Diagnostic erroné, absence d’examens importants, défaut de surveillance, mauvaise organisation des services, absence de précautions, contamination par un germe présent dans la clinique ou l’hôpital…

Prouver qu’il y a eu faute médicale n’est pas chose facile. Pour engager la responsabilité du médecin ou de l’établissement de santé il s’agit tout d’abord d’obtenir des informations sur les circonstances de votre dommage. Dans ce cadre, la loi oblige les professionnels de santé à répondre à votre demande d’information dans les 15 jours. Vous pouvez également réclamer la communication de votre dossier médical. Avec l’aide de ce dossier, un avocat pourra demander la justice et demander la désignation d’un expert qui pourra par la suite examiner votre dossier pour engager ou non la responsabilité du médecin ou de l’établissement de santé. Si aucune faute ne peut être établie, l’ONIAM sera appelé devant ce même tribunal pour vous indemniser de votre dommage, s’il est établi.

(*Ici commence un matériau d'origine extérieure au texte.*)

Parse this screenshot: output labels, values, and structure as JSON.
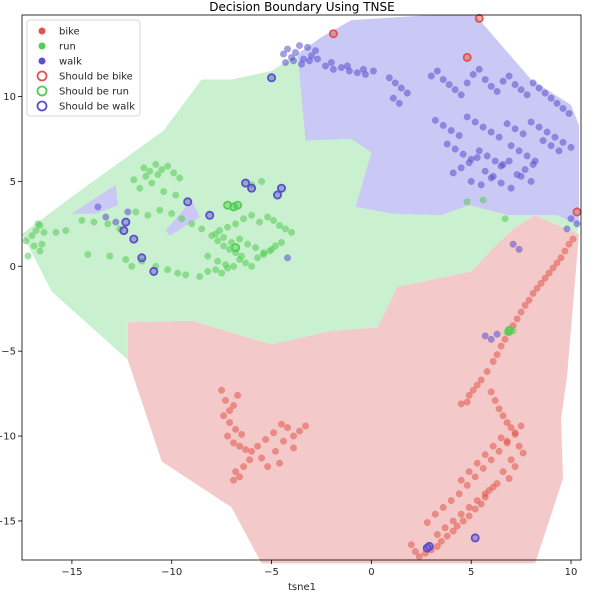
{
  "chart_data": {
    "type": "scatter",
    "title": "Decision Boundary Using TNSE",
    "xlabel": "tsne1",
    "ylabel": "",
    "xlim": [
      -17.5,
      10.5
    ],
    "ylim": [
      -17.3,
      14.8
    ],
    "x_ticks": [
      -15,
      -10,
      -5,
      0,
      5,
      10
    ],
    "y_ticks": [
      -15,
      -10,
      -5,
      0,
      5,
      10
    ],
    "x_tick_labels": [
      "−15",
      "−10",
      "−5",
      "0",
      "5",
      "10"
    ],
    "y_tick_labels": [
      "−15",
      "−10",
      "−5",
      "0",
      "5",
      "10"
    ],
    "legend_position": "top-left",
    "colors": {
      "bike": "#e0554d",
      "run": "#55cc55",
      "walk": "#5a50cc"
    },
    "regions": [
      {
        "class": "bike",
        "color": "#f4c9c9",
        "polygon": [
          [
            -12.2,
            -3.3
          ],
          [
            -9,
            -3.2
          ],
          [
            -5,
            -4.6
          ],
          [
            -2,
            -3.8
          ],
          [
            0.3,
            -3.6
          ],
          [
            1.3,
            -1.2
          ],
          [
            5,
            -0.3
          ],
          [
            6.2,
            1.2
          ],
          [
            7.2,
            2.3
          ],
          [
            8.2,
            3
          ],
          [
            9.6,
            2.3
          ],
          [
            10.4,
            1.9
          ],
          [
            9.8,
            -6.5
          ],
          [
            9.5,
            -9
          ],
          [
            9.6,
            -12.5
          ],
          [
            8.2,
            -17.5
          ],
          [
            -5.5,
            -17.5
          ],
          [
            -7,
            -14.2
          ],
          [
            -10.5,
            -11.5
          ],
          [
            -12.2,
            -5.5
          ]
        ]
      },
      {
        "class": "run",
        "color": "#c9f0cf",
        "polygon": [
          [
            -17.5,
            1.9
          ],
          [
            -15,
            4.1
          ],
          [
            -10.4,
            8
          ],
          [
            -8.5,
            11
          ],
          [
            -7,
            11
          ],
          [
            -5,
            11.5
          ],
          [
            -3.7,
            12.5
          ],
          [
            -3.3,
            7.4
          ],
          [
            -1,
            7.5
          ],
          [
            0,
            6.7
          ],
          [
            -0.8,
            3.5
          ],
          [
            1,
            3.1
          ],
          [
            3.5,
            3
          ],
          [
            4.9,
            3.6
          ],
          [
            6.9,
            3
          ],
          [
            9.3,
            3
          ],
          [
            10.4,
            2.4
          ],
          [
            10.3,
            1.9
          ],
          [
            9.6,
            2.3
          ],
          [
            8.2,
            3
          ],
          [
            7.2,
            2.3
          ],
          [
            6.2,
            1.2
          ],
          [
            5,
            -0.3
          ],
          [
            1.3,
            -1.2
          ],
          [
            0.3,
            -3.6
          ],
          [
            -2,
            -3.8
          ],
          [
            -5,
            -4.6
          ],
          [
            -9,
            -3.2
          ],
          [
            -12.2,
            -3.3
          ],
          [
            -12.2,
            -5.5
          ],
          [
            -16,
            -1.5
          ]
        ]
      },
      {
        "class": "walk",
        "color": "#cac8f4",
        "polygon": [
          [
            -3.7,
            12.5
          ],
          [
            -2.5,
            13.5
          ],
          [
            -1,
            14.5
          ],
          [
            3,
            14.8
          ],
          [
            5.2,
            14.8
          ],
          [
            8,
            11
          ],
          [
            10,
            9.5
          ],
          [
            10.4,
            8.3
          ],
          [
            10.4,
            2.4
          ],
          [
            9.3,
            3
          ],
          [
            6.9,
            3
          ],
          [
            4.9,
            3.6
          ],
          [
            3.5,
            3
          ],
          [
            1,
            3.1
          ],
          [
            -0.8,
            3.5
          ],
          [
            0,
            6.7
          ],
          [
            -1,
            7.5
          ],
          [
            -3.3,
            7.4
          ]
        ]
      },
      {
        "class": "walk",
        "color": "#cac8f4",
        "polygon": [
          [
            -15,
            3.1
          ],
          [
            -12.8,
            4.8
          ],
          [
            -12.7,
            3.6
          ],
          [
            -13.8,
            3.1
          ]
        ]
      },
      {
        "class": "walk",
        "color": "#cac8f4",
        "polygon": [
          [
            -10.3,
            2.1
          ],
          [
            -9,
            3.9
          ],
          [
            -8.6,
            2.9
          ],
          [
            -10.1,
            1.8
          ]
        ]
      }
    ],
    "series": [
      {
        "name": "bike",
        "color": "#e0554d",
        "x": [
          -7.5,
          -7.3,
          -7.1,
          -6.9,
          -6.7,
          -7.4,
          -7.1,
          -6.8,
          -6.5,
          -6.9,
          -7.2,
          -6.6,
          -6.3,
          -6.0,
          -5.7,
          -5.3,
          -4.9,
          -4.5,
          -4.2,
          -3.9,
          -3.6,
          -3.3,
          -4.8,
          -5.5,
          -5.2,
          -4.6,
          -6.1,
          -6.4,
          -6.8,
          -6.6,
          -6.9,
          -4.4,
          -3.9,
          4.5,
          4.8,
          4.9,
          5.1,
          5.3,
          5.5,
          5.8,
          6.1,
          6.3,
          6.5,
          6.7,
          6.9,
          7.1,
          7.3,
          7.5,
          7.7,
          7.9,
          8.1,
          8.3,
          8.5,
          8.7,
          8.9,
          9.1,
          9.3,
          9.5,
          9.7,
          9.9,
          10.1,
          6.0,
          6.2,
          6.4,
          6.6,
          6.8,
          7.0,
          7.2,
          6.8,
          7.4,
          7.6,
          7.0,
          7.2,
          6.6,
          6.9,
          6.3,
          5.9,
          5.7,
          5.5,
          5.2,
          4.9,
          4.6,
          4.3,
          4.1,
          3.8,
          3.5,
          3.3,
          3.0,
          2.7,
          2.4,
          2.2,
          2.0,
          2.8,
          3.2,
          3.6,
          4.0,
          4.4,
          4.8,
          5.2,
          5.6,
          6.0,
          6.4,
          6.8,
          7.2,
          7.5,
          6.5,
          6.1,
          5.7,
          5.3,
          4.9,
          4.5,
          3.3,
          3.7,
          4.1,
          4.5,
          4.9,
          5.3,
          5.7,
          6.1
        ],
        "y": [
          -7.3,
          -7.9,
          -8.5,
          -8.2,
          -7.6,
          -8.8,
          -9.2,
          -9.6,
          -9.9,
          -10.4,
          -10.0,
          -10.6,
          -10.8,
          -10.9,
          -10.6,
          -10.2,
          -9.8,
          -9.3,
          -9.5,
          -10.0,
          -9.7,
          -9.4,
          -10.9,
          -11.3,
          -11.8,
          -11.6,
          -11.4,
          -11.8,
          -12.1,
          -12.4,
          -12.6,
          -10.3,
          -10.7,
          -8.1,
          -8.0,
          -7.6,
          -7.3,
          -7.0,
          -6.7,
          -6.2,
          -5.6,
          -5.2,
          -4.7,
          -4.3,
          -3.9,
          -3.5,
          -3.1,
          -2.7,
          -2.3,
          -2.0,
          -1.6,
          -1.3,
          -1.0,
          -0.7,
          -0.4,
          -0.1,
          0.2,
          0.5,
          0.9,
          1.3,
          1.6,
          -7.4,
          -7.9,
          -8.4,
          -8.8,
          -9.2,
          -9.5,
          -9.9,
          -10.3,
          -10.6,
          -11.0,
          -11.4,
          -11.8,
          -12.1,
          -12.5,
          -12.8,
          -13.2,
          -13.6,
          -14.0,
          -14.3,
          -14.7,
          -15.0,
          -15.3,
          -15.6,
          -15.9,
          -16.2,
          -16.5,
          -16.7,
          -16.9,
          -17.1,
          -16.8,
          -16.4,
          -15.1,
          -14.6,
          -14.2,
          -13.8,
          -13.4,
          -12.9,
          -12.4,
          -11.9,
          -11.4,
          -10.9,
          -10.4,
          -9.8,
          -9.4,
          -10.1,
          -10.6,
          -11.1,
          -11.6,
          -12.1,
          -12.6,
          -15.8,
          -15.4,
          -15.0,
          -14.6,
          -14.2,
          -13.8,
          -13.4,
          -13.0
        ]
      },
      {
        "name": "run",
        "color": "#55cc55",
        "x": [
          -17.3,
          -17.0,
          -16.8,
          -16.6,
          -16.4,
          -16.9,
          -16.6,
          -17.2,
          -16.5,
          -16.7,
          -15.8,
          -15.3,
          -14.5,
          -13.9,
          -13.2,
          -12.6,
          -11.9,
          -11.3,
          -10.7,
          -11.4,
          -11.1,
          -10.8,
          -10.5,
          -10.2,
          -9.9,
          -9.6,
          -11.6,
          -11.0,
          -10.4,
          -9.8,
          -11.8,
          -11.2,
          -10.6,
          -10.0,
          -9.5,
          -9.0,
          -8.5,
          -8.0,
          -7.7,
          -7.4,
          -7.1,
          -6.8,
          -6.5,
          -7.7,
          -7.3,
          -6.9,
          -6.6,
          -6.3,
          -6.0,
          -5.7,
          -5.4,
          -5.1,
          -4.8,
          -4.5,
          -7.6,
          -7.2,
          -6.8,
          -6.4,
          -6.0,
          -5.6,
          -5.2,
          -4.9,
          -4.6,
          -4.3,
          -4.0,
          -7.8,
          -7.4,
          -7.0,
          -6.6,
          -6.2,
          -5.8,
          -5.4,
          -5.0,
          -8.2,
          -7.8,
          -7.5,
          -7.2,
          -8.6,
          -8.2,
          -9.3,
          -9.7,
          -10.2,
          -10.8,
          -11.5,
          -12.3,
          -13.1,
          -14.2,
          -12.0,
          -6.0,
          -5.5,
          4.8,
          5.6,
          6.7,
          6.9,
          7.1,
          6.8
        ],
        "y": [
          1.5,
          1.8,
          2.1,
          2.4,
          2.0,
          1.2,
          0.9,
          0.6,
          1.3,
          2.5,
          2.0,
          2.1,
          2.7,
          2.6,
          2.5,
          2.2,
          5.1,
          5.3,
          5.4,
          5.8,
          5.6,
          6.0,
          5.7,
          5.9,
          5.5,
          5.2,
          4.6,
          4.9,
          4.4,
          4.2,
          3.2,
          3.0,
          3.3,
          3.1,
          2.8,
          2.5,
          2.2,
          1.8,
          1.5,
          1.2,
          1.0,
          0.8,
          0.6,
          0.3,
          0.1,
          0.0,
          0.4,
          0.2,
          0.0,
          0.5,
          0.7,
          0.9,
          1.2,
          1.4,
          2.1,
          2.3,
          2.5,
          2.8,
          3.0,
          2.6,
          2.9,
          2.7,
          2.4,
          2.2,
          2.0,
          1.9,
          1.7,
          1.4,
          1.6,
          1.3,
          1.1,
          0.8,
          1.0,
          0.6,
          -0.2,
          -0.4,
          -0.1,
          -0.6,
          -0.3,
          -0.5,
          -0.4,
          -0.2,
          0.0,
          0.3,
          0.4,
          0.6,
          0.7,
          0.0,
          4.8,
          5.0,
          3.8,
          3.9,
          2.8,
          -3.7,
          -3.8,
          -3.9
        ]
      },
      {
        "name": "walk",
        "color": "#5a50cc",
        "x": [
          -4.4,
          -4.2,
          -4.0,
          -3.8,
          -3.6,
          -3.4,
          -3.2,
          -3.0,
          -2.8,
          -4.3,
          -3.9,
          -3.5,
          -3.1,
          -2.7,
          -2.3,
          -1.9,
          -1.5,
          -1.1,
          -0.7,
          -0.3,
          0.1,
          -2.0,
          -1.2,
          -0.4,
          0.9,
          1.2,
          1.5,
          1.8,
          1.1,
          1.4,
          3.0,
          3.3,
          3.6,
          3.9,
          4.2,
          4.5,
          4.8,
          5.1,
          5.4,
          5.7,
          6.0,
          6.3,
          6.6,
          6.9,
          7.2,
          7.5,
          7.8,
          8.1,
          8.4,
          8.7,
          9.0,
          9.3,
          9.6,
          9.9,
          3.2,
          3.6,
          4.0,
          4.4,
          4.8,
          5.2,
          5.6,
          6.0,
          6.4,
          6.8,
          7.2,
          7.6,
          8.0,
          8.4,
          8.8,
          9.2,
          9.6,
          10.0,
          3.8,
          4.2,
          4.6,
          5.0,
          5.4,
          5.8,
          6.2,
          6.6,
          7.0,
          7.4,
          7.8,
          8.2,
          8.6,
          9.0,
          9.4,
          4.1,
          4.5,
          4.9,
          5.3,
          5.7,
          6.1,
          6.5,
          6.9,
          7.3,
          7.7,
          8.1,
          5.0,
          5.5,
          6.0,
          6.5,
          7.0,
          7.5,
          8.0,
          10.0,
          10.3,
          9.8,
          -13.7,
          -13.3,
          -12.8,
          -12.2,
          -4.2,
          6.0,
          6.3,
          5.7,
          7.1,
          7.4
        ],
        "y": [
          12.5,
          12.8,
          12.3,
          12.6,
          13.0,
          12.2,
          12.9,
          12.4,
          12.7,
          12.0,
          12.1,
          11.9,
          12.1,
          12.2,
          11.8,
          11.6,
          11.7,
          11.5,
          11.4,
          11.3,
          11.5,
          12.0,
          11.8,
          11.6,
          11.1,
          10.8,
          10.5,
          10.2,
          9.9,
          9.6,
          11.2,
          11.5,
          11.0,
          10.7,
          10.4,
          10.1,
          10.8,
          11.3,
          11.6,
          11.0,
          10.6,
          10.3,
          10.9,
          11.2,
          10.7,
          10.4,
          10.1,
          10.8,
          10.5,
          10.2,
          9.9,
          9.6,
          9.3,
          9.0,
          8.6,
          8.3,
          8.0,
          7.7,
          8.8,
          8.5,
          8.2,
          7.9,
          7.6,
          8.4,
          8.1,
          7.8,
          8.5,
          8.2,
          7.9,
          7.6,
          7.3,
          7.0,
          7.2,
          6.9,
          6.6,
          6.3,
          6.8,
          6.5,
          6.2,
          6.0,
          7.1,
          6.8,
          6.5,
          6.2,
          7.4,
          7.1,
          6.8,
          5.5,
          5.8,
          6.1,
          6.4,
          5.6,
          5.3,
          5.9,
          6.2,
          5.4,
          5.7,
          6.0,
          5.0,
          4.8,
          5.2,
          4.9,
          4.6,
          5.3,
          5.0,
          2.8,
          2.5,
          2.2,
          3.5,
          2.9,
          2.6,
          3.2,
          0.5,
          -4.3,
          -4.0,
          -4.1,
          1.3,
          1.0
        ]
      }
    ],
    "misclassified": [
      {
        "name": "Should be bike",
        "color": "#e0554d",
        "x": [
          -1.9,
          4.8,
          5.4,
          10.3
        ],
        "y": [
          13.7,
          12.3,
          14.6,
          3.2
        ]
      },
      {
        "name": "Should be run",
        "color": "#55cc55",
        "x": [
          -7.2,
          -6.9,
          -6.7,
          -6.8,
          6.9
        ],
        "y": [
          3.6,
          3.5,
          3.6,
          1.1,
          -3.8
        ]
      },
      {
        "name": "Should be walk",
        "color": "#5a50cc",
        "x": [
          -5.0,
          -9.2,
          -8.1,
          -6.3,
          -6.0,
          -4.5,
          -4.7,
          -12.3,
          -12.4,
          -11.9,
          -11.5,
          -10.9,
          5.2,
          2.9,
          2.8
        ],
        "y": [
          11.1,
          3.8,
          3.0,
          4.9,
          4.6,
          4.6,
          4.2,
          2.6,
          2.1,
          1.6,
          0.5,
          -0.3,
          -16.0,
          -16.5,
          -16.6
        ]
      }
    ]
  }
}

Par ailleurs, vous pouvez également saisir la Commission régionale de conciliation et d’indemnisation, la CRCI, qui examinera d’abord la « recevabilité de votre demande ». Pour ce faire, vous trouverez un formulaire d’indemnisation sur le site internet de la CRCI. Si votre dossier est recevable, elle rendra un « avis ». L’assureur du responsable, ou l’ONIAM, en l’absence de faute, chiffreront votre indemnisation et vous feront une offre, que vous pourrez alors accepter ou refuser. Si la commission décide que votre dommage ne remplit pas les conditions fixées par la loi ou si vous refusez les sommes proposées, vous pourrez à tout moment reprendre une procédure devant un tribunal. Il convient de constater l’émergence de la notion ‘d’aléa thérapeutique’ qui vise un accident médical non fautif, qui n’empêche pas l’indemnisation de la victime mais exonère néanmoins le praticien de sa responsabilité.

Ce sont les experts désignés au cours de la procédure qui permettront de déterminer s’il s’agit d’une faute ou d’un accident médical non fautif. Ils se fonderont notamment sur la complexité de l’opération menée. En revanche, les sanctions professionnelles contre le médecin comme la radiation et l’interdiction d’exercer ne peuvent être prononcées que par l’Ordre des médecins.